Mary Evers, of East Rockingham, said she was glad to see the NFL lifestyle hadn’t absorbed Ellerbe enough for him to forget his roots. He helps, she said, because “it’s from the heart. I think he likes giving back to people.”

And he wasn’t done giving. Before leaving town, Ellerbe reached out to a friend at the Richmond County Department of Social Services and said he wanted to help provide a Christmas to 59 children — the number being his jersey number with the Dolphins — who otherwise might not have one.

* Ashton Locklear wins world title

In a place calling Nanning, Ashton Locklear helped make history.

Photo by Xinhua / Wang Yuguo | Ashton Locklear of Team USA performs on the uneven bars during the women’s team final of the 45th Gymnastics World Championships in Nanning, capital of south China’s Guangxi Zhuang Autonomous Region, Oct. 8, 2014. Team USA won the title with a total of 179.280 points.

Photo by Xinhua / Wang Yuguo |
Ashton Locklear of Team USA performs on the uneven bars during the women’s team final of the 45th Gymnastics World Championships in Nanning, capital of south China’s Guangxi Zhuang Autonomous Region, Oct. 8, 2014. Team USA won the title with a total of 179.280 points.

Locklear, 16, of Hamlet, and the U.S. Women’s Team made USA Gymnastics history by winning the USA’s second consecutive World team title at the 2014 World Championships at the Guangxi Sports Center Gymnasium in southern China.

Locklear placed fourth overall on the uneven bars.

The USA led the entire competition, winning by a convincing 6.693 margin over runner-up China.
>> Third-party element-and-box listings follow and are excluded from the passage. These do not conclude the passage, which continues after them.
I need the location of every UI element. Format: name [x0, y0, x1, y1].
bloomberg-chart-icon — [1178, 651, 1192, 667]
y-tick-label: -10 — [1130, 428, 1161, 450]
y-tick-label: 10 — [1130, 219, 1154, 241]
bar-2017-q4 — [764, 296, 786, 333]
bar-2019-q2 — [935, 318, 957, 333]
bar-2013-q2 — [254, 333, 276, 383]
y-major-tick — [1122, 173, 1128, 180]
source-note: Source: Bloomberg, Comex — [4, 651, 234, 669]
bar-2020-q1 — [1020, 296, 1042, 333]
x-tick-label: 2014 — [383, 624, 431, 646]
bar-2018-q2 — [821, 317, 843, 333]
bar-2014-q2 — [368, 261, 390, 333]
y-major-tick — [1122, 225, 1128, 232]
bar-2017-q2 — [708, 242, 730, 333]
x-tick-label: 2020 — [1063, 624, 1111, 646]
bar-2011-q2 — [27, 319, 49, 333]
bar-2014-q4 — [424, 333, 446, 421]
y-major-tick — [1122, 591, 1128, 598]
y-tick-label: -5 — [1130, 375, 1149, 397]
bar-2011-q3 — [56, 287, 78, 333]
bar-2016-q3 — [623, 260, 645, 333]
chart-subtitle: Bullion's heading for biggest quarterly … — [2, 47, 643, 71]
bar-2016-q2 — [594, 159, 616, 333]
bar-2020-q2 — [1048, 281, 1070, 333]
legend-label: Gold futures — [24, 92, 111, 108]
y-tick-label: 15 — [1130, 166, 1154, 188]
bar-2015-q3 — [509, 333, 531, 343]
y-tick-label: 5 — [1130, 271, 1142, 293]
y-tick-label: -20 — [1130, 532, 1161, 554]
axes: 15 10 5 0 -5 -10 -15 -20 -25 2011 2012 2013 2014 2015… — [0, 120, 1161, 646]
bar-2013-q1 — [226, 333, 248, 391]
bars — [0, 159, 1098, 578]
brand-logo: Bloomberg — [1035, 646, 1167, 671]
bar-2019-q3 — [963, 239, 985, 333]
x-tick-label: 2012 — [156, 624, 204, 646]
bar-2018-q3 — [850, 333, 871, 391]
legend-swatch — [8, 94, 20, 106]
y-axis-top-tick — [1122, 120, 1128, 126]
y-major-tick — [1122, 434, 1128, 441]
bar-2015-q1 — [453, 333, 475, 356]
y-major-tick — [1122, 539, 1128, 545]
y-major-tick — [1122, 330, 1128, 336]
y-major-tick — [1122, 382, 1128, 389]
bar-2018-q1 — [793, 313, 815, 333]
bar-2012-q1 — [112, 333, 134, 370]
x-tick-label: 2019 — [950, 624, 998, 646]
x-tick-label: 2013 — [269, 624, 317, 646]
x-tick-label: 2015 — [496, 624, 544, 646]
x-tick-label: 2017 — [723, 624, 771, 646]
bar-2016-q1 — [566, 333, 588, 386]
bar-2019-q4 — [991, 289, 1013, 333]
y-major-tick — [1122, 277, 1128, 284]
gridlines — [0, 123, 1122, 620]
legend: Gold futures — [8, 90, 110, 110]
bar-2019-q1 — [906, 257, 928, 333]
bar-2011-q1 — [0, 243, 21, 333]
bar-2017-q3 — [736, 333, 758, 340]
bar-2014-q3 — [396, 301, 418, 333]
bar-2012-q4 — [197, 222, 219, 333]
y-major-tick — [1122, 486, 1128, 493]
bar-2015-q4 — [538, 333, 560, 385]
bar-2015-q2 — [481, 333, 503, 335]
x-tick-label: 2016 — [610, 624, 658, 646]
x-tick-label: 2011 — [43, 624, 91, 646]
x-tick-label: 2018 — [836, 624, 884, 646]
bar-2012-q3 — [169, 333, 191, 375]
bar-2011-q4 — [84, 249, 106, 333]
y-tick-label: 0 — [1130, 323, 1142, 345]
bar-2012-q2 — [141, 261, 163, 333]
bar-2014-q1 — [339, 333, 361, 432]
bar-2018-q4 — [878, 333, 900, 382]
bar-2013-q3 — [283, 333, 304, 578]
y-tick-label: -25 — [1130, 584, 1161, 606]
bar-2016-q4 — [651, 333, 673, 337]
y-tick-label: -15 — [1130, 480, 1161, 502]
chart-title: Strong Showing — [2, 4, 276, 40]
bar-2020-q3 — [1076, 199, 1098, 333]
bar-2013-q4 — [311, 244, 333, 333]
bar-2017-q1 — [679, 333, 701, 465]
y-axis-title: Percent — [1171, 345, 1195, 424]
Russia rounded out the top three. Team USA won the vault, uneven bars and floor exercise — three of four events in the women’s team final.

* The Pee Dee Post opens up shop

Perhaps no other first-year business has impacted its industry in Richmond County in recent history than The Pee Dee Post in community journalism.

Since launched on April 28, it’s allowed consumers of local news to have a timely and reliable source instead of having to wait 10 to 18 hours, or sometimes days, for the report to come out in a printed edition. The reports written from information gathered on scene, and not from the office, and often are accompanied by vibrant and expansive photo galleries that help tell the story better than the words themselves.

The new business model, one that is supported by paid advertising and financial contributions who appreciate local news, seems to be a hit through eight months and approaches the start of 2015 with a high degree of optimism.

Perhaps a testament to the important of The Pee Dee Post is this: There never was an introductory story for The Pee Dee Post and explain just what is intended to be. Instead, the Post went right to work. The first story? A first-hand report (including photos and video) about 554 youth from across North Carolina taking part in the 36th annual Youth Hunter Education Skills Tournament at the Millstone 4-H Center east of Ellerbe.